****.5 stars

by Cassandra-Elli Yiannacou

ALL ABOARD THE S.S. METAPHOR

S.S. Metaphor is not what to expect when you think of your average cabaret, but who promised anything average anyway? But what exactly is this metaphor adrift at sea then?  Simply put: an earnest, energetic and bright show getting ready to steer us all back to how special live performance can be.

This is live theatre for both the biggest theatre fan, and their parents who never go to see a show. It covers everything from the climate crisis, to class revolution, different ways to govern, wanting to murder your co-workers and the underrated singer Desiree.

Performed on the Malthouse outdoor stage with a dinner theatre seating, all of the audience is aboard a luxury cruise ship and has been for a year now as the world slowly sinks around us. There’s no way off this forced cycle of entertainment, but where else can we go? Steering us through the show is a small but mighty cast, who try to distract (and warn) us from the existential crisis threatening to disrupt our safe bubble, away from the world’s problems.

With all show,  audiences enter a contract similar to the one we have with our politicians; we made a choice to come and we let ourselves be guided by those on stage, we trust they know what we’re doing.
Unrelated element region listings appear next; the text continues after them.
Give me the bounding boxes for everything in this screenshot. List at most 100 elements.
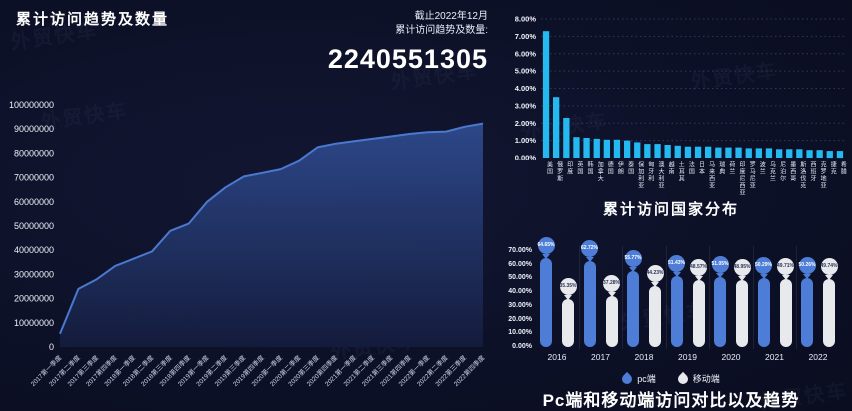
pcm-bar-pc xyxy=(714,276,726,347)
pcm-y-tick: 50.00% xyxy=(508,274,532,282)
pcm-year-label: 2018 xyxy=(634,352,654,362)
country-bar xyxy=(705,146,712,158)
country-x-tick: 法国 xyxy=(687,161,694,175)
country-bar xyxy=(836,151,844,159)
pcm-year-label: 2016 xyxy=(547,352,567,362)
pcm-y-tick: 10.00% xyxy=(508,329,532,337)
country-bar xyxy=(776,149,783,158)
pcm-value-balloon: 49.74% xyxy=(820,257,838,280)
country-x-tick: 西班牙 xyxy=(809,161,815,182)
balloon-tail xyxy=(585,256,594,262)
country-bar xyxy=(573,137,580,158)
trend-y-tick: 90000000 xyxy=(14,124,54,134)
country-x-tick: 匈牙利 xyxy=(646,161,653,182)
pcm-bar-pc xyxy=(801,278,813,347)
pcm-value-balloon: 51.05% xyxy=(711,255,729,278)
asof-line2: 累计访问趋势及数量: xyxy=(395,25,488,36)
balloon-tail xyxy=(738,275,746,281)
legend-drop-icon xyxy=(620,371,635,386)
pcm-value-balloon: 48.57% xyxy=(690,259,707,282)
country-x-tick: 越南 xyxy=(667,161,674,175)
pcm-value-balloon: 50.29% xyxy=(755,257,772,280)
asof-line1: 截止2022年12月 xyxy=(414,11,488,22)
pcm-y-tick: 70.00% xyxy=(508,247,532,254)
pcm-bar-mobile xyxy=(562,298,574,347)
pcm-value-balloon: 64.65% xyxy=(537,237,555,260)
pcm-y-tick: 30.00% xyxy=(508,301,532,309)
country-chart-svg: 0.00% 1.00% 2.00% 3.00% 4.00% 5.00% 6.00% 7.00%… xyxy=(515,15,845,163)
legend-item: pc端 xyxy=(620,371,656,386)
balloon-tail xyxy=(651,282,659,288)
balloon-tail xyxy=(825,274,833,280)
pcm-group-separator xyxy=(796,246,798,349)
country-labels: 美国 俄罗斯 印度 英国 韩国 加拿大 德国 伊朗 泰国 保加利亚 匈牙利 澳大利亚 越南 土耳其 法国 日本… xyxy=(490,161,852,207)
country-x-tick: 荷兰 xyxy=(727,161,734,175)
pcm-value-balloon: 49.71% xyxy=(777,257,794,280)
country-x-tick: 保加利亚 xyxy=(636,161,643,189)
total-visits-number: 2240551305 xyxy=(327,44,488,74)
pcm-year-label: 2021 xyxy=(765,352,784,362)
country-bar xyxy=(725,147,732,158)
country-bar xyxy=(624,140,631,158)
balloon-tail xyxy=(694,276,703,282)
pcm-year-label: 2022 xyxy=(808,352,828,362)
pcm-y-tick: 0.00% xyxy=(512,343,532,350)
country-x-tick: 美国 xyxy=(545,161,552,175)
pcm-value-balloon: 62.72% xyxy=(581,239,598,262)
country-x-tick: 墨西哥 xyxy=(788,161,795,182)
country-y-tick: 4.00% xyxy=(515,84,537,93)
country-x-tick: 印度尼西亚 xyxy=(738,161,744,196)
trend-chart: 0 10000000 20000000 30000000 40000000 5000000… xyxy=(0,85,500,411)
country-y-tick: 5.00% xyxy=(515,67,537,76)
country-bar xyxy=(674,145,681,158)
country-bar xyxy=(745,148,752,158)
country-bar xyxy=(542,31,550,159)
pcm-bar-pc xyxy=(627,270,639,347)
country-x-tick: 韩国 xyxy=(586,161,592,175)
pcm-value-balloon: 50.26% xyxy=(798,257,816,280)
country-x-tick: 加拿大 xyxy=(596,161,603,182)
pcm-group-separator xyxy=(578,246,580,349)
country-bar xyxy=(654,144,661,158)
trend-y-tick: 10000000 xyxy=(14,318,54,328)
pcm-bar-mobile xyxy=(605,295,618,347)
trend-y-tick: 70000000 xyxy=(14,173,54,183)
country-x-tick: 俄罗斯 xyxy=(555,161,562,182)
country-x-tick: 土耳其 xyxy=(677,161,684,182)
trend-line xyxy=(59,122,484,335)
country-y-tick: 0.00% xyxy=(515,154,537,161)
balloon-tail xyxy=(607,291,616,297)
trend-y-tick: 80000000 xyxy=(14,148,54,158)
country-x-tick: 日本 xyxy=(697,161,704,175)
pcm-group-separator xyxy=(665,246,667,349)
country-x-tick: 尼泊尔 xyxy=(778,161,785,182)
balloon-tail xyxy=(542,254,550,260)
balloon-tail xyxy=(564,294,572,300)
country-x-tick: 波兰 xyxy=(758,161,765,175)
asof-block: 截止2022年12月 累计访问趋势及数量: xyxy=(395,10,488,38)
pcm-value-balloon: 44.23% xyxy=(646,265,664,288)
trend-y-tick: 20000000 xyxy=(14,294,54,304)
country-bar xyxy=(796,149,803,158)
pcm-bar-mobile xyxy=(823,278,835,347)
country-bar xyxy=(694,146,702,158)
pcm-bar-pc xyxy=(583,260,596,347)
trend-area xyxy=(60,123,483,347)
country-y-tick: 2.00% xyxy=(515,119,537,128)
pcm-y-tick: 40.00% xyxy=(508,288,532,296)
country-x-tick: 澳大利亚 xyxy=(657,161,663,189)
country-bar xyxy=(634,142,641,158)
balloon-tail xyxy=(759,274,768,280)
balloon-tail xyxy=(672,272,681,278)
country-bar xyxy=(786,149,793,158)
country-bar xyxy=(816,150,823,158)
pcm-plot: 0.00% 10.00% 20.00% 30.00% 40.00% 50.00% 60.00… xyxy=(490,230,852,365)
country-bar xyxy=(593,138,600,158)
country-chart: 0.00% 1.00% 2.00% 3.00% 4.00% 5.00% 6.00% 7.00%… xyxy=(490,0,852,230)
country-bar xyxy=(583,138,590,158)
legend-drop-icon xyxy=(675,371,690,386)
trend-y-tick: 40000000 xyxy=(14,245,54,255)
trend-chart-svg: 0 10000000 20000000 30000000 40000000 5000000… xyxy=(9,100,487,388)
country-x-tick: 伊朗 xyxy=(616,161,623,175)
pcm-group-separator xyxy=(709,246,711,349)
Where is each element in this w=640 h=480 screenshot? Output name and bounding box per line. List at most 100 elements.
Donned in a full glitter gown we’re set up to think we’re in for a night of being led through a show, instead what comes is the quick realisation that those in charge have no idea what they’re doing.

Forced to sing and dance in a nice Brave New World-esque plan to keep us all dumb and numb to the problems through entertainment, rebellion is afoot, and cleverly the show doesn’t rely on a quick shock switch from the standard cabaret plot, to a mini on deck revolution.  Instead, we know early on something is not quite right, with our lounge singer duo’s aggressive happiness in the beginning making sure our interests stay piqued.

Another stand out in Ash Flanders’ script is the way the audience is immersed by creating a feeling of powerlessness, we must bear witness to the chaos, rather that sticking with a more traditional route of constant audition participation to get us involved. We aren’t in control, but the people in charge shouldn’t be either.

Of course, the show is a delightfully unsubtle metaphor for the past two years and what (climate wise) is to come, if we keep learning nothing. It also pays tribute to our artists and essential workers, who have worked through the pandemic to keep us all feeling calm.

With brilliant performances from; Ash Flanders, Zenya Carmellotti, Will Conyers, and Natalie Gamsu, all of whom have stunning vocals and great comedic timing.

Jude Pearl Jed Palmer’s composition is a joy, and sings alongside the script.

A special mention to Zenya Carmellotti, who’s dorky research scientist plays both the chicken little and the ‘straight man’ character to the glitter and violence on stage. Nothing is more delightful than her bright clear voice, triumphantly encouraging a delusional merman (and us) to accept the reality in front of us and change.

Tickets are still available, but it is outside so don’t put your trust in Melbourne weather and bring a jacket!

If you want a show that leans into its genre, is genuinely clever but doesn’t put itself above a well-placed knob joke, then I can only recommend the SS Metaphor.